On September 2, 2017, the Cambodia opposition leader Kem Sokha was awoken around midnight to the sound of the police battering on his doors. Hauled in on charges of treason, he watched from prison as two months later his Cambodia National Rescue Party (CNRP) was forcibly dissolved by the Supreme Court on allegations of plotting a coup.
Monday marked the second anniversary of Kem Sokha’s detention. Last September, he was released from jail but only under de-facto house arrest, the terms of which are not a great deal better than prison. There was no major protest in support of Kem Sokha on Monday, while the government-friendly newspapers overlooked it — the Phnom Penh Post gave just 340 words for an article on this anniversary; the Khmer Times didn’t even bother with an article.
But Kem Sokha’s bravery and stoicism under pressure remain a major irritant for the ruling Cambodian People’s Party (CPP). There are likely two reasons why Kem Sokha hasn’t yet been brought to trial. The government probably knows it doesn’t have any evidence to convict him, and doesn’t want international ridicule by going to trial with laughable evidence – show trials will only have negative effects as the Cambodian government is under considerable pressure from the international community. A spokesperson for the Justice Ministry told RFA last month: “Unless new and convincing evidence is produced to rebut the current legal and factual grounds for the charges, the request [to end the case against him] appears weak and unsubstantiated.” Forget the idea of innocent until proven guilty was the apparent message.
Prime Minister Hun Sen also probably thought that Kem Sokha would have sought clemency by now, and exchanged his political principles for his freedom. But he has shown himself a tough operator for decades. In 1995, after drawing attention to illegal prisons still in use, a colleague at the UN “said they planned to do something, possibly kill me, on Khmer New Year Day in 1995, with a grenade attack or something similar. So it was suggested to me that I should leave, and I went to the United States for a while, until it was safe to return,” he has written. Then, when he lost his parliamentary immunity after losing his parliamentary seat in the 1998 election, Hun Sen “announced on TV, to the people, that I would be arrested on the 24 September 1998.” He added: “I was able to go free after Hun Sen and Prince Ranariddh agreed to release me but on condition that I did not undertake a range of activities, especially political activities. My response was no, I must continue my activities,” he wrote. He did so, but only after joining the Funcinpec party and becoming is deputy secretary-general.

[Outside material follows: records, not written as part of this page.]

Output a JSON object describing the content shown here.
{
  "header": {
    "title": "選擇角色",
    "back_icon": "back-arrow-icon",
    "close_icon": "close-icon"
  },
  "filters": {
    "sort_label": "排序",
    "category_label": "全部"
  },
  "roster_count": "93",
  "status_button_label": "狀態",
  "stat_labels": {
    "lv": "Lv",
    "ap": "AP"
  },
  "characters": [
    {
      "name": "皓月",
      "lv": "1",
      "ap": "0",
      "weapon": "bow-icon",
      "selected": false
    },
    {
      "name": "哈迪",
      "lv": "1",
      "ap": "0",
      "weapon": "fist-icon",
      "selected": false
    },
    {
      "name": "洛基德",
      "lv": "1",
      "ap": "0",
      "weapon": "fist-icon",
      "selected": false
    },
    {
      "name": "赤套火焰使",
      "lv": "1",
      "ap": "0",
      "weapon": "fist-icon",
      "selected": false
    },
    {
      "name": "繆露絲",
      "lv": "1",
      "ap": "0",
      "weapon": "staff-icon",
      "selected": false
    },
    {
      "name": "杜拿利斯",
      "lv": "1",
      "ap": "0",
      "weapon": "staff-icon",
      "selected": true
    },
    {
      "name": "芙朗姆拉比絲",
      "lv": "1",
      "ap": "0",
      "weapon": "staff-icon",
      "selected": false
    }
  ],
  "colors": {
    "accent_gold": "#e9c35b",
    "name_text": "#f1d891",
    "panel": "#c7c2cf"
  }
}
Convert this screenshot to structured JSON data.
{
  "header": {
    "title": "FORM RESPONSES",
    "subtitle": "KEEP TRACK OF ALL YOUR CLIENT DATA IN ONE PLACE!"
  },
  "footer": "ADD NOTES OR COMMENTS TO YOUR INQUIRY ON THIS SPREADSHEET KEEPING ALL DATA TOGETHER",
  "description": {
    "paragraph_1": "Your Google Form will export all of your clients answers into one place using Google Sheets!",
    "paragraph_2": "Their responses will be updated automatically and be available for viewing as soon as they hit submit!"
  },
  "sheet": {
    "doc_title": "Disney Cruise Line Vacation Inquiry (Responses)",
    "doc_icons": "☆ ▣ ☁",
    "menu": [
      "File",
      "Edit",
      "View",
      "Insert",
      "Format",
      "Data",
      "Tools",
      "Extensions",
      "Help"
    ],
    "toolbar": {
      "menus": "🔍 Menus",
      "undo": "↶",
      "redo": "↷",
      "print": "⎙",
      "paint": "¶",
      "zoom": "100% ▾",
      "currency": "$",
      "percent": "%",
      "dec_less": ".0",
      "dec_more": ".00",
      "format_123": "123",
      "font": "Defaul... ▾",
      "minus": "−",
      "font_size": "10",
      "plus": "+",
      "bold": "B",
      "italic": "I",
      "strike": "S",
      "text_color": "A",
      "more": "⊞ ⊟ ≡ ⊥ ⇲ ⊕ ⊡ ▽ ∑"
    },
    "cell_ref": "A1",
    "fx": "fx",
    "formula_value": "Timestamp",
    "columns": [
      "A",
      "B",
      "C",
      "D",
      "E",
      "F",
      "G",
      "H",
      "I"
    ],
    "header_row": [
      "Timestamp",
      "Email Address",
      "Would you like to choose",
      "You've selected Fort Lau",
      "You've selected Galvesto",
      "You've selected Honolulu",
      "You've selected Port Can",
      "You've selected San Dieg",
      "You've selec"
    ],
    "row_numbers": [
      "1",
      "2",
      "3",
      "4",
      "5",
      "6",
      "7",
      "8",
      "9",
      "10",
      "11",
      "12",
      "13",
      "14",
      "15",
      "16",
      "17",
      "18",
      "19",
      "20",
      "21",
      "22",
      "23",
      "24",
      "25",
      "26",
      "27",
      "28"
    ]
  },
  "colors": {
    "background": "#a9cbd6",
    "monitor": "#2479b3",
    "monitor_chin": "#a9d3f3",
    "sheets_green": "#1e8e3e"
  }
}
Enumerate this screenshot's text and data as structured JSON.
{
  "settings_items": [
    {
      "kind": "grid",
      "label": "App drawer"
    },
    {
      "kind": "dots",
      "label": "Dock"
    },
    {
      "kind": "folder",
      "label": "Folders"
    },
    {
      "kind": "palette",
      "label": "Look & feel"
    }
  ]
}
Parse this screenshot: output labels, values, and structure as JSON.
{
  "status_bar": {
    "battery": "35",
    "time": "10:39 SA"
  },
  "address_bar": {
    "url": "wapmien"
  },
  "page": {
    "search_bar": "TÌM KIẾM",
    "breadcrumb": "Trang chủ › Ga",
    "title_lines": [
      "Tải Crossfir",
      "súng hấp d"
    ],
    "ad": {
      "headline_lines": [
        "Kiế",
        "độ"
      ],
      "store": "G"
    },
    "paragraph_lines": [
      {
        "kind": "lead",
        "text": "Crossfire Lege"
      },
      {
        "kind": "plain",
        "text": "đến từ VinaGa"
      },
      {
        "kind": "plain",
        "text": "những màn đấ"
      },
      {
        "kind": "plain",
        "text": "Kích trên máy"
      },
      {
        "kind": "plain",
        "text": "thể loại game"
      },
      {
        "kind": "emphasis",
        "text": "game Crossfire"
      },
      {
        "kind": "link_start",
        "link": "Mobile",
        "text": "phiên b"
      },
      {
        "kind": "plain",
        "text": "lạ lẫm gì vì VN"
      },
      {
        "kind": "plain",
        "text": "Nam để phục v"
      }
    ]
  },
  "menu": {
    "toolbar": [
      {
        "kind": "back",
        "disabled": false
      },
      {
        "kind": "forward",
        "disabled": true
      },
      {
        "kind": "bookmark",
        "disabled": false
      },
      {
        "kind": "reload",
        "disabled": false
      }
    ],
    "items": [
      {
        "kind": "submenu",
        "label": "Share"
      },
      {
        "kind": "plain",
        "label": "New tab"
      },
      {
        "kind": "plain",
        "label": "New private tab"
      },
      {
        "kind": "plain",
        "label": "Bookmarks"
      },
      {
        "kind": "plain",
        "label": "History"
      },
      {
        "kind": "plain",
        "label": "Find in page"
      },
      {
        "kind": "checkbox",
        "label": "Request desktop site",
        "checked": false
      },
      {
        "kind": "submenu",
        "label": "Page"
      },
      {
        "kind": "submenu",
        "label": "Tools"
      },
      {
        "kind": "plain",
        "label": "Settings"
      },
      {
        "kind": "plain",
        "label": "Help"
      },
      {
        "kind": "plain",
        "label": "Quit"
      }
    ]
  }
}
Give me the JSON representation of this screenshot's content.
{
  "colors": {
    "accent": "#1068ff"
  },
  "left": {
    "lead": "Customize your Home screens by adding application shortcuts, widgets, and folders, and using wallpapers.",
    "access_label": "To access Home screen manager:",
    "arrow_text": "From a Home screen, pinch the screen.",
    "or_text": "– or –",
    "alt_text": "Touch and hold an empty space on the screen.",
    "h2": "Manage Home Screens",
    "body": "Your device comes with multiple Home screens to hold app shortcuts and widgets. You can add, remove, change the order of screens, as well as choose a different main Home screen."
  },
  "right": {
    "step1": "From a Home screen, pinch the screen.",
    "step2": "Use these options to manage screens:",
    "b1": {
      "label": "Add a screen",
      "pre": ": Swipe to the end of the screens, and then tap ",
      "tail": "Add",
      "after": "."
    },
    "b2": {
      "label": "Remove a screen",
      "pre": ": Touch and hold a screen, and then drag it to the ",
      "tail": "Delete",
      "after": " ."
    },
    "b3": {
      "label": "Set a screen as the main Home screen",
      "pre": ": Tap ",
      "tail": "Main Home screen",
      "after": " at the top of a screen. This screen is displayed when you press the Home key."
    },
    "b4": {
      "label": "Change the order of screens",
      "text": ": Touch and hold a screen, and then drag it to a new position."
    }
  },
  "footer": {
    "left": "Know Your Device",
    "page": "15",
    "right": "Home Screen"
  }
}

He was also arrested in 2005 on incitement charges for organizing a Human Rights Day event, and upon release after several months in jail formed the Human Rights Party. And he spent much of 2016 hiding in the CNRP’s Phnom Penh headquarters to avoid a court summons over a politically motivated case. Although he accepted a royal pardon from Hun Sen later in the year, the way he threw himself at the 2017 local elections must have been a disappointment for the prime minister, who probably expected the royal pardon was buying Kem Sokha’s silence.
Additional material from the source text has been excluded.